Masm32 SDK description, downloads and other helpful links
Message to All Guests
NB: Posting URL's See here: Posted URL Change

Main Menu

Optimisation

Started by sinsi, February 14, 2019, 04:26:42 PM

Previous topic - Next topic

sinsi

There was an nice basic series of blogs from Raymond Chen about the 386.
A couple of things were interesting about optimisations that I use.


;I usually use these, because the instructions are shorter
83 66 0C 00           and     dword ptr [esi+0Ch], 0  ;3 bytes shorter but memory read-modify-write
83 CF FF              or      edi, 0FFFFFFFFh         ;2 bytes shorter but creates a (false) dependency

;These are apparently better
C7 46 0C 00 00 00 00  mov     dword ptr [esi+0Ch], 0  ;simple memory write
BF FF FF FF FF        mov     edi, 0FFFFFFFFh         ;no dependency


I also remember in a discussion about XOR r,r vs SUB r,r someone said thet Intel/AMD have
optimised XOR to be more efficient at zeroing a register. Does anyone have any information?
🍺🍺🍺

jj2007

Agner Fog, Optimizing subroutines in assembly language:
QuoteA common way of setting a register to zero is XOR EAX,EAX or SUB EAX,EAX. Some processors recognize that these instructions are independent of the prior value of the register.

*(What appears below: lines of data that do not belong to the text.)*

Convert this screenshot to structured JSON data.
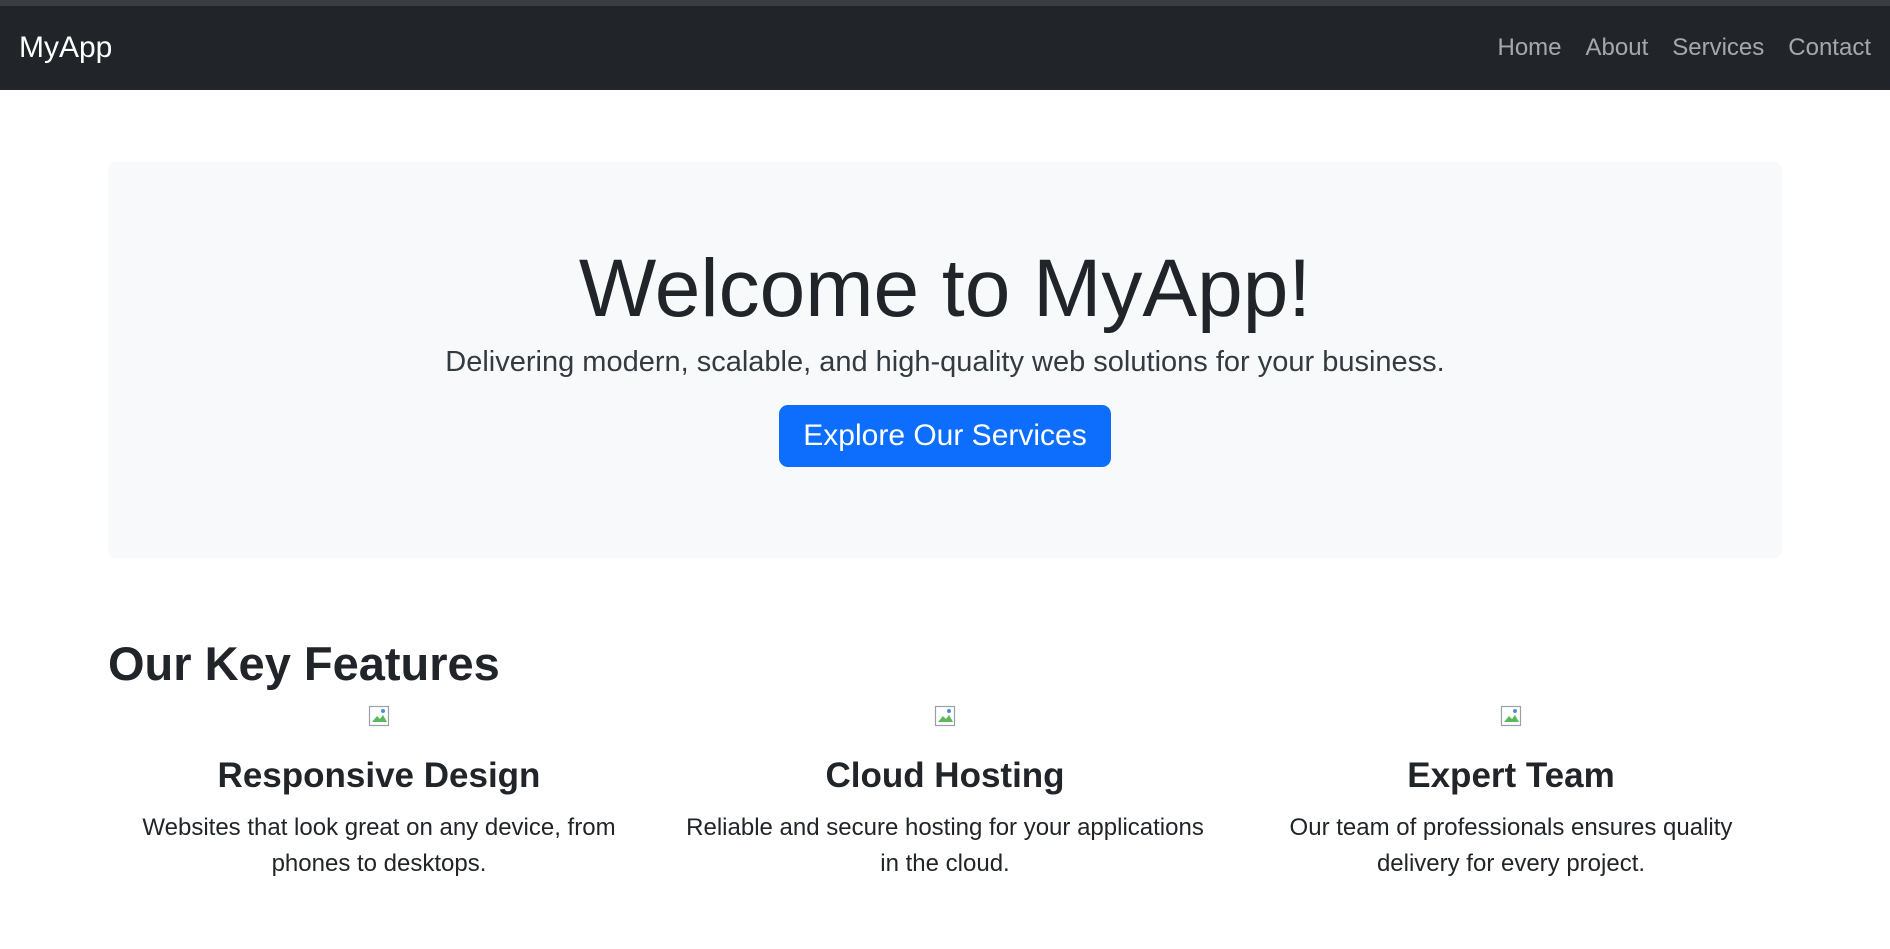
{
  "navbar": {
    "brand": "MyApp",
    "links": [
      {
        "label": "Home"
      },
      {
        "label": "About"
      },
      {
        "label": "Services"
      },
      {
        "label": "Contact"
      }
    ]
  },
  "hero": {
    "title": "Welcome to MyApp!",
    "subtitle": "Delivering modern, scalable, and high-quality web solutions for your business.",
    "button_label": "Explore Our Services"
  },
  "features": {
    "heading": "Our Key Features",
    "items": [
      {
        "icon": "broken-image-icon",
        "title": "Responsive Design",
        "text": "Websites that look great on any device, from phones to desktops."
      },
      {
        "icon": "broken-image-icon",
        "title": "Cloud Hosting",
        "text": "Reliable and secure hosting for your applications in the cloud."
      },
      {
        "icon": "broken-image-icon",
        "title": "Expert Team",
        "text": "Our team of professionals ensures quality delivery for every project."
      }
    ]
  },
  "colors": {
    "navbar_bg": "#212529",
    "hero_bg": "#f8f9fa",
    "primary_button": "#0d6efd"
  }
}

I remember some AMD manual where they wrote explicitly that xor reg32, reg32 is the "officially recommended" way to zero reg32, but I can't find the reference.

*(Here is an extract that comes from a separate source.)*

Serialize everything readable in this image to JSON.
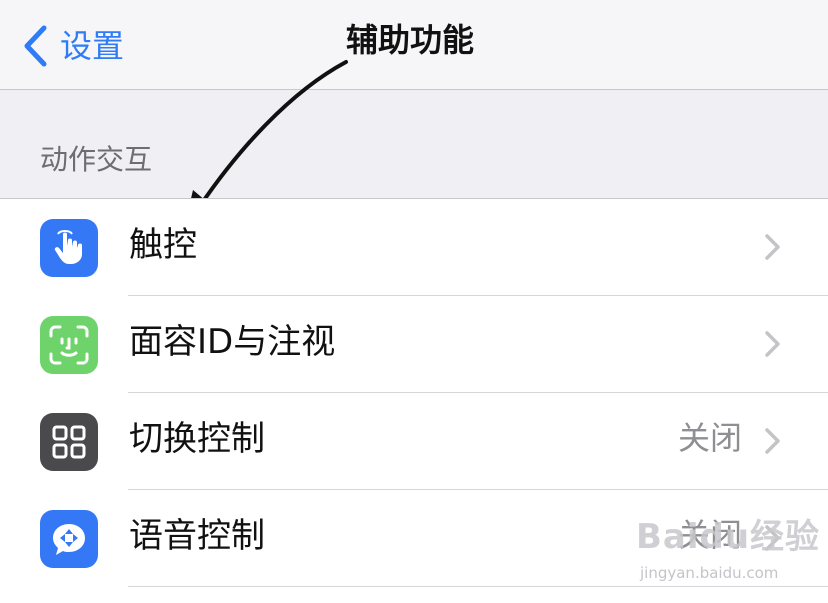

Re and dword ptr mem, 0: Yes it is true that under certain conditions, this could be slower. Say, in a tight loop with Millions of iterations. In all other conditions, the and is 3 bytes shorter; therefore, if the tight loop that follows a few lines after is a tiny bit too long to fit in the instruction cache, then the and version is probably much faster than the longer mov.

hutch--

So much for these optimisations, the hardware (processor version) dictates how fast certain mnemonics are. LEA was very fast on a PIII, on a PIV you tried to avoid it. SSE was very ordinary on a PIV, from Core2 upwards its a lot faster. I remember most of the old Intel based optimisations, use ADD or SUB, not INC or DEC, zero a register with XOR although SUB reg, reg has always worked OK. Jump reduction when the jumps would be taken can sometimes deliver speed improvements but fall through jumps rarely ever matter.

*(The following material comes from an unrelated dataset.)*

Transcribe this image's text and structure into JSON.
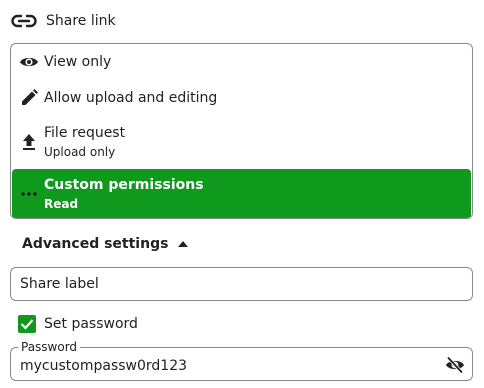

One area that I disagree about is the relevance of instruction bytes count. In the 16 bit MS-DOS era you used short jumps, from 32 bit onwards it just does not matter. Much the same comment on the pursuit of shorter encodings, x86 are instruction munchers, not byte counters. If you have a very long algorithm that risks exceeding the cache, a re-design is a better choice than short encodings, close branching to sub procedures tends to keep more code in the cache than long tangled messes. I remember years ago some guy that inlined a massive number of identical instructions to avoid loop code with branching. It was as slow as a wet week.

The magic rule with encodings is to TIME it in REAL TIME. Forget tricky dicky smart arse cycle counts, duration is the one that matters. Then to your joy you run it on a different processor and it could be either faster relative to other techniques or slower. Such are the joys of mixed hardware programming.  :P

Siekmanski

Quote from: hutch-- on February 14, 2019, 10:06:56 PM
Then to your joy you run it on a different processor and it could be either faster relative to other techniques or slower. Such are the joys of mixed hardware programming.  :P

But if you are an over the top programmer, there is always the possibility to write the fastest algorithm for all the different available processor types.
Big chance you'll end up in a madhouse.  :badgrin:
Creative coders use backward thinking techniques as a strategy.